A conceptual framework for surrogate warfare is developed in chapter 3, providing a detailed examination of the model of warfare by surrogate. This chapter presents the externalization of the burden of warfare as a typical neotrinitarian war whereby the trinitarian relations between society, state, and security agent are being disrupted, allowing the patron to return to a premodern mode of war: the rational cabinet war removed from the passions of the people. Thereby, surrogate warfare provides the contemporary state with a solution to the dilemma of having to coercively manage risks but without relying on major combat operations. As this chapter shows, surrogate warfare allows the state to respond permanently and geographically dispersedly while widely avoiding international, domestic, or local scrutiny.
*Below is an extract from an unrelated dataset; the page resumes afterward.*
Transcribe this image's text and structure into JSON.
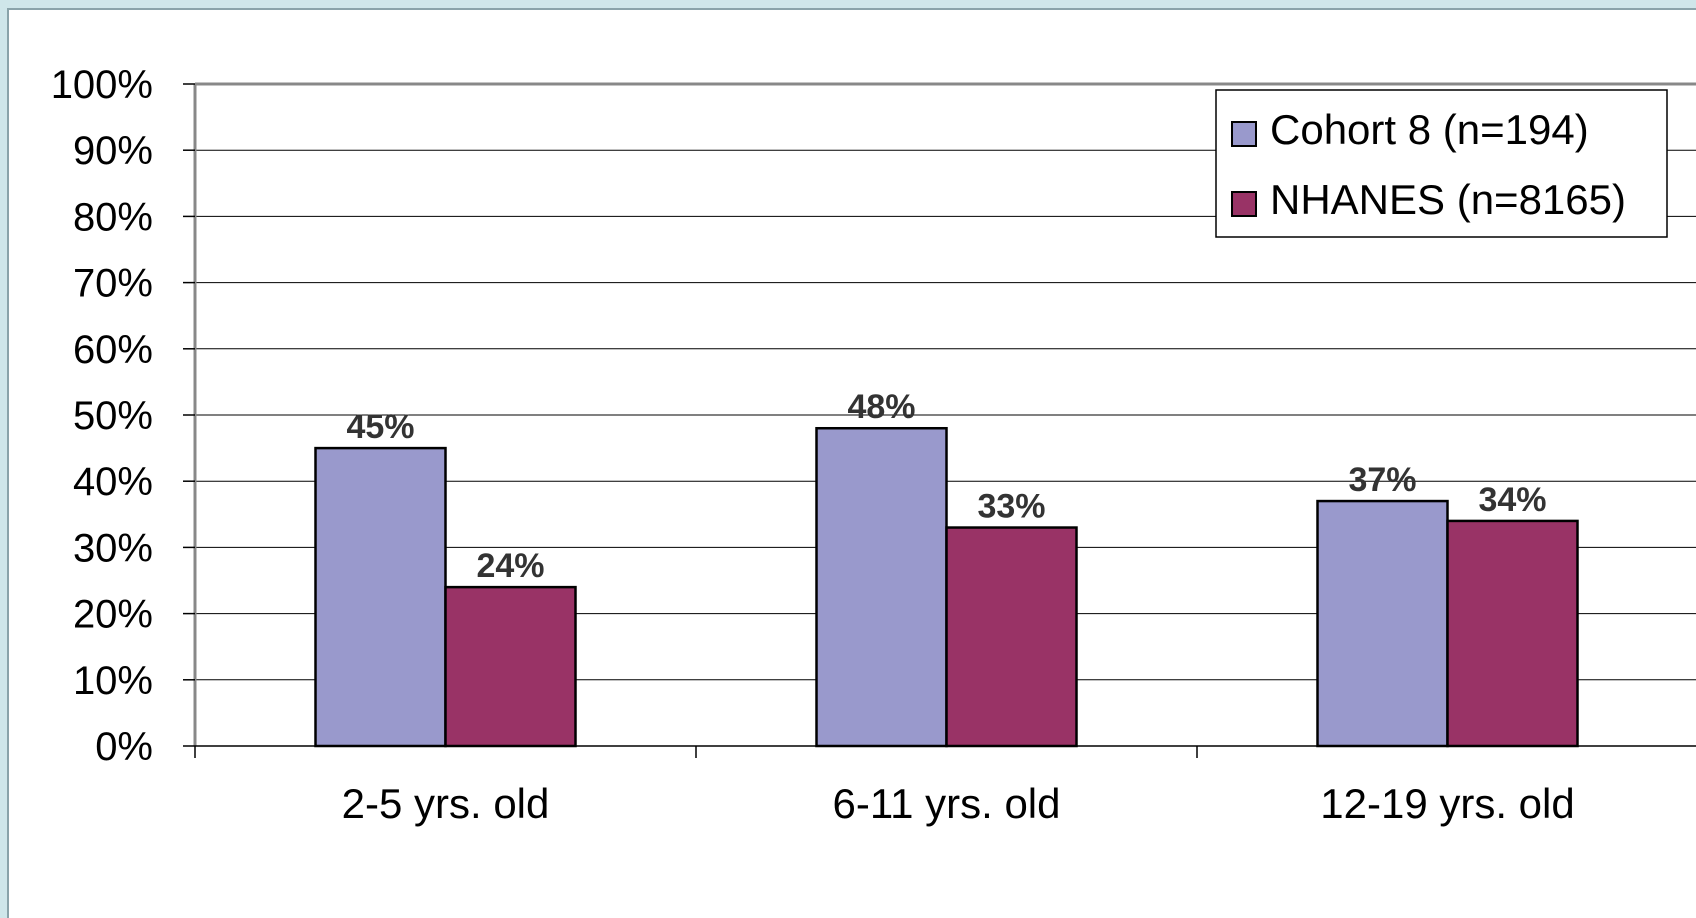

The fourth chapter focuses on the role of technology as a surrogate in contemporary and future warfare. It starts by providing an outlook of the role of technology in warfare from a mere force multiplier to a stand-alone autonomous platform. Drones are the first concrete and visible systematic manifestation of the use of technology as a surrogate. The cyber domain, however, represents a domain of warfare that is particularly appropriate for the use of surrogates, as this chapter will show in reference to Russian activities in this domain. The next generation of weapons relying on artificial intelligence will have a degree of autonomy unseen before. The implications of these technological developments on the trinitarian nature of warfare have been underresearched because of their infant nature. Yet it is essential to analyze this type of technological surrogacy in an effort to appreciate warfare in the twenty-first century as, after two centuries of state centrism, autonomous weapon systems might fundamentally alter the way states wage war in the future.
Chapter 5 focuses on the consequences of the trade-off between control and autonomy. This trade-off is key to understanding surrogate warfare as different push-and-pull factors make patrons seek maximum control over the surrogate by dissociating themselves as much as possible from the surrogate through high degrees of substitution. The surrogate, however, seeks to maintain autonomy from the patron while ensuring a constant level of external support. These push-and-pull factors determine the volatile nature of the relationship between patron and surrogate as principal and agent. Degrees of substitution and consequently surrogate autonomy or patron control are dynamic as relationships evolve from dependency to codependency. This chapter will therefore examine the whole range of surrogate relationships and provide a taxonomy ranging from indirect delegation over force multiplication to full-out substitution—looking not only at human surrogates but also technological surrogates.